Quando o Brasil perde, por que parece que perdemos um pouco também?FOTO: REPRODUÇÃO / ACERVO TV RUSSAS

Quando o apito final confirmou a eliminação do Brasil, muita gente ficou em silêncio.

Alguns desligaram a televisão rapidamente. Outros reclamaram do técnico, dos jogadores, da arbitragem, das escolhas feitas durante a partida. Alguém disse que “era só futebol”. Mas, se fosse “sófutebol”, por que tanta gente sentiu como se a derrota tivesse acontecido também dentro de si?

A Copa do Mundo tem uma força emocional difícil de explicar apenas pelo esporte. Porque ela atravessa gerações, memórias familiares, infância, encontros, expectativas e símbolos nacionais. Durante algumas semanas, pessoas com rotinas, opiniões e histórias completamente diferentes passam a olhar para a mesma direção. Vestem a mesma cor. Torcem pelo mesmo resultado. Sofrem pelo mesmo gol perdido.

E talvez seja justamente por isso que a derrota da Seleção pareça tão pessoal.

Quando o Brasil entra em campo, não entra apenas um grupo de atletas. Entra uma ideia de país. Entra a lembrança de Copas antigas, de jogos assistidos com a família, de ruas decoradas, de tardes suspensas, de promessas feitas antes da partida. Para vários brasileiros, a Copa não é só um campeonato. É uma experiência emocional coletiva.

Do ponto de vista psicológico, o ser humano tem uma necessidade profunda de pertencimento. Torcer por uma seleção é uma forma de participar de algo maior. Mesmo sem tocar na bola, o torcedor se sente parte da narrativa. Por isso comemora como se tivesse vencido e sofre como se tivesse perdido.

A derrota também frustra uma expectativa. Antes do jogo, existe esperança. Durante a partida, existe tensão. Depois da eliminação, vem uma espécie de queda emocional. Aquilo que poderia continuar termina de forma abrupta.

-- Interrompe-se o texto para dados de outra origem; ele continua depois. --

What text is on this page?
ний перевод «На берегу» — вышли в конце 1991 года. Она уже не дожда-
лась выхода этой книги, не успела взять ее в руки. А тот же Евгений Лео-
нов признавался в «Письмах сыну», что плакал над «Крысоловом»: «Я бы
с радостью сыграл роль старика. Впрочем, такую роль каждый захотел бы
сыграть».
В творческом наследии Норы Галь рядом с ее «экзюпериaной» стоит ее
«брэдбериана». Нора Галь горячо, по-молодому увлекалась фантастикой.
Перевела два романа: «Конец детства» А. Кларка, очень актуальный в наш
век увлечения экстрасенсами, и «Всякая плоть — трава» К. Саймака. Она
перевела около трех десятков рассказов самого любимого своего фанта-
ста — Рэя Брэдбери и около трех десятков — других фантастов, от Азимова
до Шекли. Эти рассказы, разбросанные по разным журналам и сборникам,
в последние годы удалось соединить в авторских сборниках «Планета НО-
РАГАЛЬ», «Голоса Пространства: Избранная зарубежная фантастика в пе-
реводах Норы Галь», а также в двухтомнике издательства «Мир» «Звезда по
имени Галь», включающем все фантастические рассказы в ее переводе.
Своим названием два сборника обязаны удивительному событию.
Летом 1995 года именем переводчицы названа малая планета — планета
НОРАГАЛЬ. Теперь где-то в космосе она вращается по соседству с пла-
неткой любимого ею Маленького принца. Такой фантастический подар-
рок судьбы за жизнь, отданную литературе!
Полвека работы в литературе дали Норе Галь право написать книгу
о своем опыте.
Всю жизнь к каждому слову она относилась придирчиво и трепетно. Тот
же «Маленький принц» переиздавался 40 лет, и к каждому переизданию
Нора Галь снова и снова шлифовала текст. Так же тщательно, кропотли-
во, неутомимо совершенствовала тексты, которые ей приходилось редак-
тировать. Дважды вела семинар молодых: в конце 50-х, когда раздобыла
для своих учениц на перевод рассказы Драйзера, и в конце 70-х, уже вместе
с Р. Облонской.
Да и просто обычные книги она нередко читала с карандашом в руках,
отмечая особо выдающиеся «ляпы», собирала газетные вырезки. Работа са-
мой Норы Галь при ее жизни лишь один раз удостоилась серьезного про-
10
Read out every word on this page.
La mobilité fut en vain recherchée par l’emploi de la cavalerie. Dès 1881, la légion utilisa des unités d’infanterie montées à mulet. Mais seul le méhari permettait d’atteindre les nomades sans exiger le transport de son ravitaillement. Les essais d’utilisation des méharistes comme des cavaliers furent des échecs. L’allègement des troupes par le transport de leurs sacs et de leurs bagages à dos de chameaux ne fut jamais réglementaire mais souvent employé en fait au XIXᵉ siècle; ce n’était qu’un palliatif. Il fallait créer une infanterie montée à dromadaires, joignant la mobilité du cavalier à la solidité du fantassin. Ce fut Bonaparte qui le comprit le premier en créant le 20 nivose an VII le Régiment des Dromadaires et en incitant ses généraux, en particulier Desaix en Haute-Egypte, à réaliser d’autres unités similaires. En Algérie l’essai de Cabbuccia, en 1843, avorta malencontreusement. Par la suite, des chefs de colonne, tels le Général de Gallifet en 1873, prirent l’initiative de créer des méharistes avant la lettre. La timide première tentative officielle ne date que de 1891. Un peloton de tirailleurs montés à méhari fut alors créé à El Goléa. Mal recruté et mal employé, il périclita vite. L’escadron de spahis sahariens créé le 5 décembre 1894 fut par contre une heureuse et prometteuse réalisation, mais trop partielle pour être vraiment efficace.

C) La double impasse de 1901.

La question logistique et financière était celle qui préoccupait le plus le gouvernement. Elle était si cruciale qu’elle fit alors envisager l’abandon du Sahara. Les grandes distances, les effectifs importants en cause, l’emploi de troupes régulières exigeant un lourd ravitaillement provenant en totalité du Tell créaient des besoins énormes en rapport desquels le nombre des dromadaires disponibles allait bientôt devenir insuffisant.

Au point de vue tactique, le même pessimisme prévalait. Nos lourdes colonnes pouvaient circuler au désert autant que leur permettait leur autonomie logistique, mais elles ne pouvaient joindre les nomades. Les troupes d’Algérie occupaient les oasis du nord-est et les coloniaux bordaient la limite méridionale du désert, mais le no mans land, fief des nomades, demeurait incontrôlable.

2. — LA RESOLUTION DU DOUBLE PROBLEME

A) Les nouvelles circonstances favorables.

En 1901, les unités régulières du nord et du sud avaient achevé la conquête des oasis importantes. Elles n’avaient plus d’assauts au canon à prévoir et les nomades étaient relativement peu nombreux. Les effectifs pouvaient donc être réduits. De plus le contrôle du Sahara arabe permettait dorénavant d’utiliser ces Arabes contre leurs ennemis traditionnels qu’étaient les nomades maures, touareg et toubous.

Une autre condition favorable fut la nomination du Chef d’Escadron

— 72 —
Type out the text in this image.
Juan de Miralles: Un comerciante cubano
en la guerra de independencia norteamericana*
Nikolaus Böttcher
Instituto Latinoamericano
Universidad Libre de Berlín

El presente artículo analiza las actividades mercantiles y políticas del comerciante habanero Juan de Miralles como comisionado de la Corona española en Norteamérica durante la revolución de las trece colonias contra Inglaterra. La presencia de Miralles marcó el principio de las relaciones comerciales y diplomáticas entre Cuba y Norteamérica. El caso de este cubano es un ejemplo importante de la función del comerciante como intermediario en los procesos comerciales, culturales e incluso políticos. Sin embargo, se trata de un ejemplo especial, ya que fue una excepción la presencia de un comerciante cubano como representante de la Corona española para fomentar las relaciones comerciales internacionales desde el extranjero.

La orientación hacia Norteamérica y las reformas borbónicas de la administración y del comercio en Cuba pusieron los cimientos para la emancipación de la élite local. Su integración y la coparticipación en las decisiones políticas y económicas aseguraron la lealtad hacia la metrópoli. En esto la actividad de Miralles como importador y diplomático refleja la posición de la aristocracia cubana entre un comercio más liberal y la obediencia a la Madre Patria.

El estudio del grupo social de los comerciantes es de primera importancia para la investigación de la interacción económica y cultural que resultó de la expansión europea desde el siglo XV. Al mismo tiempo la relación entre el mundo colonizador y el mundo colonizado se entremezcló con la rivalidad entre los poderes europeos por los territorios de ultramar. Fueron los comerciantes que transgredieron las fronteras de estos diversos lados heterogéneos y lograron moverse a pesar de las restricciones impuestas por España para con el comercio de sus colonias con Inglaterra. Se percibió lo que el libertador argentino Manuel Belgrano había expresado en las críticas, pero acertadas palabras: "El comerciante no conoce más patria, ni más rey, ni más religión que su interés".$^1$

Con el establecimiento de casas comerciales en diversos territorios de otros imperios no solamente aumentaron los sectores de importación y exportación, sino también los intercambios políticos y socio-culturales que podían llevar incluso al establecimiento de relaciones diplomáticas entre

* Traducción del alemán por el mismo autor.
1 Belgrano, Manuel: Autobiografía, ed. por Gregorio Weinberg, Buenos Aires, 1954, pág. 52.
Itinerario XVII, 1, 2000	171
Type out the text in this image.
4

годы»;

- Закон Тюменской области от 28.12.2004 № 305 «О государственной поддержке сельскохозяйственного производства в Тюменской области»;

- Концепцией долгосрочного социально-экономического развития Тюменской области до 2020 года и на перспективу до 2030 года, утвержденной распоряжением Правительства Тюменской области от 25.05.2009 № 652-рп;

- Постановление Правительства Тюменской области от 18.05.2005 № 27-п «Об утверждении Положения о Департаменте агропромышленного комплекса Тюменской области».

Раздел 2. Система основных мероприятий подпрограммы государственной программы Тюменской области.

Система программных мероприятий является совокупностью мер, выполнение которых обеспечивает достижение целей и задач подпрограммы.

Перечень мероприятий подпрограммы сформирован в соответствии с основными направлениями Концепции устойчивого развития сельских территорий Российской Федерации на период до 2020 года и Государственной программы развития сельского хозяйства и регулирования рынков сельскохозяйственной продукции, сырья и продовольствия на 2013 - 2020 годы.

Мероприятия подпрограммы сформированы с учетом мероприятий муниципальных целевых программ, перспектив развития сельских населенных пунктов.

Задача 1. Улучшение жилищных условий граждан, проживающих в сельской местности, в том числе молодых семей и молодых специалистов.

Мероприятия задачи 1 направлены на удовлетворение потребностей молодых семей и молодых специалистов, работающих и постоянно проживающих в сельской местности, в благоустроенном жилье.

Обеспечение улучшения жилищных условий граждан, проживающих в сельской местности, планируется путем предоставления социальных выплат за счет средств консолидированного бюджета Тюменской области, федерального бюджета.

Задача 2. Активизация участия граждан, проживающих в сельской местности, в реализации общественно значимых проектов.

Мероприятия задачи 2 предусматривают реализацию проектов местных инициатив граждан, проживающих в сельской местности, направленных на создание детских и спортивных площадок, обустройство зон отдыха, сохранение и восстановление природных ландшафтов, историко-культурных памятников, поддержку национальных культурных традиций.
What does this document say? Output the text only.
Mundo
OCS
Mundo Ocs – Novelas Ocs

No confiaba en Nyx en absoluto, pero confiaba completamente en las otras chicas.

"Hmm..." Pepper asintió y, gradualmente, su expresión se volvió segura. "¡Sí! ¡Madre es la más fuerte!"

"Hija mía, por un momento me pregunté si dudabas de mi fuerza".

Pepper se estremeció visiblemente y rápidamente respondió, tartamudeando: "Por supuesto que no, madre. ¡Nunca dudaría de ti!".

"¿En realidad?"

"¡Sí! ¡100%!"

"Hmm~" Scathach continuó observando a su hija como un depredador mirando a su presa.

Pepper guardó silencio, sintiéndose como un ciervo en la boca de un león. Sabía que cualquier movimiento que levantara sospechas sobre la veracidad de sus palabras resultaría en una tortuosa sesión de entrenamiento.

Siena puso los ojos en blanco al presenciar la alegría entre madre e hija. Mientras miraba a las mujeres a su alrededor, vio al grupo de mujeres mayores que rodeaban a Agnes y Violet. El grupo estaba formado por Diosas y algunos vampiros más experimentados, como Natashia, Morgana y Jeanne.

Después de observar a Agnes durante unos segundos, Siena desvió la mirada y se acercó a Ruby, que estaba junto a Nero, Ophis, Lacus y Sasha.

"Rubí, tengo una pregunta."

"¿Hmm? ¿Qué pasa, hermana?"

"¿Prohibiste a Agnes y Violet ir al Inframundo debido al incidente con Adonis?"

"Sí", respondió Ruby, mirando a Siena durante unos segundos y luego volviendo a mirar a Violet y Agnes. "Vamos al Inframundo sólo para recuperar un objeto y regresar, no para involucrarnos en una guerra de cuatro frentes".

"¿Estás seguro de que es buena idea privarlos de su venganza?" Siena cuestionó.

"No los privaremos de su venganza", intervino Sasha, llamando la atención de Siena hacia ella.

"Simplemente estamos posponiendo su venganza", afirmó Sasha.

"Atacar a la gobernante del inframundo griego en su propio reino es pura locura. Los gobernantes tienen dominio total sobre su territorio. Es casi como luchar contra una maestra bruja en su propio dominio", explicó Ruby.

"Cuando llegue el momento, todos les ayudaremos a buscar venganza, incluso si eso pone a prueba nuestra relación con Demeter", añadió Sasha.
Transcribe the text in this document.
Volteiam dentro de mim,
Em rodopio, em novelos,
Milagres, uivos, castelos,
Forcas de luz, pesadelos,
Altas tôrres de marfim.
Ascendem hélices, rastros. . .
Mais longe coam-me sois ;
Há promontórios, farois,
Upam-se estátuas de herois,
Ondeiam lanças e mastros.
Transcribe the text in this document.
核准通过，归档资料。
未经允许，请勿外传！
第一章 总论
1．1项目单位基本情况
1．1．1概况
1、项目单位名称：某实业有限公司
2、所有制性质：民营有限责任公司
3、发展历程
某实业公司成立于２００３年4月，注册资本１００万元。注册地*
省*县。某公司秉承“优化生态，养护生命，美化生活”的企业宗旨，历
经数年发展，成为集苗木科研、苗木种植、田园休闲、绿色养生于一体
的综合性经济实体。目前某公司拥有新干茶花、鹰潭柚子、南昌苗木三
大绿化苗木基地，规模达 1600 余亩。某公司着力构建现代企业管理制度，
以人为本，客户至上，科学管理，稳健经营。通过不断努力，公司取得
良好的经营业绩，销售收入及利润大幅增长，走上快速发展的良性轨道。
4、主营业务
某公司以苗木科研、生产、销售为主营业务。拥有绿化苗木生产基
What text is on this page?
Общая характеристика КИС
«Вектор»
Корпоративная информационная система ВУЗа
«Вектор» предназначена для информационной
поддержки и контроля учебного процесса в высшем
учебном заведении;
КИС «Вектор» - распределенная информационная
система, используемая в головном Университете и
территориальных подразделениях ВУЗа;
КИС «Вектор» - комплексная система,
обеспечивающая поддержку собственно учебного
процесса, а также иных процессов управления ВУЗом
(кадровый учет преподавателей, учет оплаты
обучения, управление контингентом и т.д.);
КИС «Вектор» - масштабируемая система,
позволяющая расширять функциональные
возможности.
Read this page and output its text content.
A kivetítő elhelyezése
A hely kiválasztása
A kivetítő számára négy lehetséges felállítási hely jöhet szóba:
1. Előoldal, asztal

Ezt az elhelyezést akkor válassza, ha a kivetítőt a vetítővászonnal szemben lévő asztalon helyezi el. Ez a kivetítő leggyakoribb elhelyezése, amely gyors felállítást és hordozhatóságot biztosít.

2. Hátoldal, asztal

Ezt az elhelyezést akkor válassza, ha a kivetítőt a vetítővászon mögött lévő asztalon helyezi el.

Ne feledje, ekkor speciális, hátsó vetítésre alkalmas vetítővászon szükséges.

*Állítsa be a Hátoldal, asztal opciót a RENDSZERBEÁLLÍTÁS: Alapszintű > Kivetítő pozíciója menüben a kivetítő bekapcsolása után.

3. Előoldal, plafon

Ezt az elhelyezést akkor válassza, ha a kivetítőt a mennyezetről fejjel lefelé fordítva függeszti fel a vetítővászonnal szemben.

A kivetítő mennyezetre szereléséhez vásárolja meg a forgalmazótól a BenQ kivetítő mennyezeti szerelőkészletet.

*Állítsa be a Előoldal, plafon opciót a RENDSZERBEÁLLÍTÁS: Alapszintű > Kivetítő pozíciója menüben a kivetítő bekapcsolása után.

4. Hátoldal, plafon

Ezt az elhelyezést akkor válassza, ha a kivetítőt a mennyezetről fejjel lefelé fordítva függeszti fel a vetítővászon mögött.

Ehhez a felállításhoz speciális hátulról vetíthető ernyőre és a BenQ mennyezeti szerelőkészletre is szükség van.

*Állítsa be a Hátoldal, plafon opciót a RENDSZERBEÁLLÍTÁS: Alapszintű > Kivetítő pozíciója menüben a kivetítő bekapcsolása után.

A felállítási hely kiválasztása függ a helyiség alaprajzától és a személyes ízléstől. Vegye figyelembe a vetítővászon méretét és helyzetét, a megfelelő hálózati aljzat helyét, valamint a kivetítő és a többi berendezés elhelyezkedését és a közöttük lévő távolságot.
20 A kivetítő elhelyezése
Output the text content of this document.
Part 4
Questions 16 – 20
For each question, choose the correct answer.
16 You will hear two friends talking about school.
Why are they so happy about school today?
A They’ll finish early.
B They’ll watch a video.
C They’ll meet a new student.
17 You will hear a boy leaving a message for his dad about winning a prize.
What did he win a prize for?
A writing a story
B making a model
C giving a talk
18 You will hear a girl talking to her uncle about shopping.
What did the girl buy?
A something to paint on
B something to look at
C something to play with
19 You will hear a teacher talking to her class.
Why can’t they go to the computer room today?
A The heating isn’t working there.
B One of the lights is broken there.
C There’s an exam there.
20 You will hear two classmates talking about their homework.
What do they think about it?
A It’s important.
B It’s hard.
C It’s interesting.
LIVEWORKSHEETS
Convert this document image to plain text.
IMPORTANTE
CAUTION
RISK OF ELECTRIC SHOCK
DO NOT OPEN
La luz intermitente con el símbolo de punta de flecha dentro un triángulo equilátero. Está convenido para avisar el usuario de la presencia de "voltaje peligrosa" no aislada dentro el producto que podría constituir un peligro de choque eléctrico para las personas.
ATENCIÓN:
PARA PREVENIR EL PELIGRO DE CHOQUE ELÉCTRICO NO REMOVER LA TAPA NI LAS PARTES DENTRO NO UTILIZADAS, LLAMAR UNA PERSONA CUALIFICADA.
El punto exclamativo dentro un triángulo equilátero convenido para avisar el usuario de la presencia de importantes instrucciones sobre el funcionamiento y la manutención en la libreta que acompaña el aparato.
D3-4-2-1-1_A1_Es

Esse encerramento produz uma sensação parecida com pequenos lutos cotidianos: não o luto de uma perda irreparável, mas o luto de uma expectativa interrompida. Perde-se o jogo, mas também se perde a história que imaginávamos viver.

Também há outro ponto importante: o futebol permite que emoções que muitas vezes ficam guardadas encontrem uma saída socialmente aceita. Na Copa, as pessoas gritam, choram, se irritam, abraçam desconhecidos, comemoram em público, reclamam sem filtro. A partida vira um palco onde emoções individuais ganham forma coletiva.

Por isso, uma eliminação pode despertar frustração, raiva, tristeza, decepção e até uma sensação de vazio. Não porque o futebol seja mais importante do que a vida real, mas porque ele toca em camadas emocionais profundas: identidade, memória, pertencimento, esperança e orgulho.

Claro que existe um limite saudável. Quando a derrota altera de forma excessiva o humor, provoca agressividade, prejudica relações, gera sofrimento intenso ou por muitos dias, é importante olhar para isso com mais atenção. O problema não está em se emocionar com futebol. O problema está quando a emoção deixa de ser vivida e passa a dominar o comportamento.

Mas, para a maioria das pessoas, sentir tristeza depois de uma eliminação é apenas um sinal de que nos envolvemos. Talvez a Copa nos lembre de algo que a vida moderna tem tornado cada vez mais raro: a experiência de sentir junto.

Em tempos de telas individuais, rotinas apressadas e bolhas digitais, ainda existe algo capaz de fazer milhões de pessoas pararem ao mesmo tempo, torcerem ao mesmo tempo e se frustrarem ao mesmo tempo.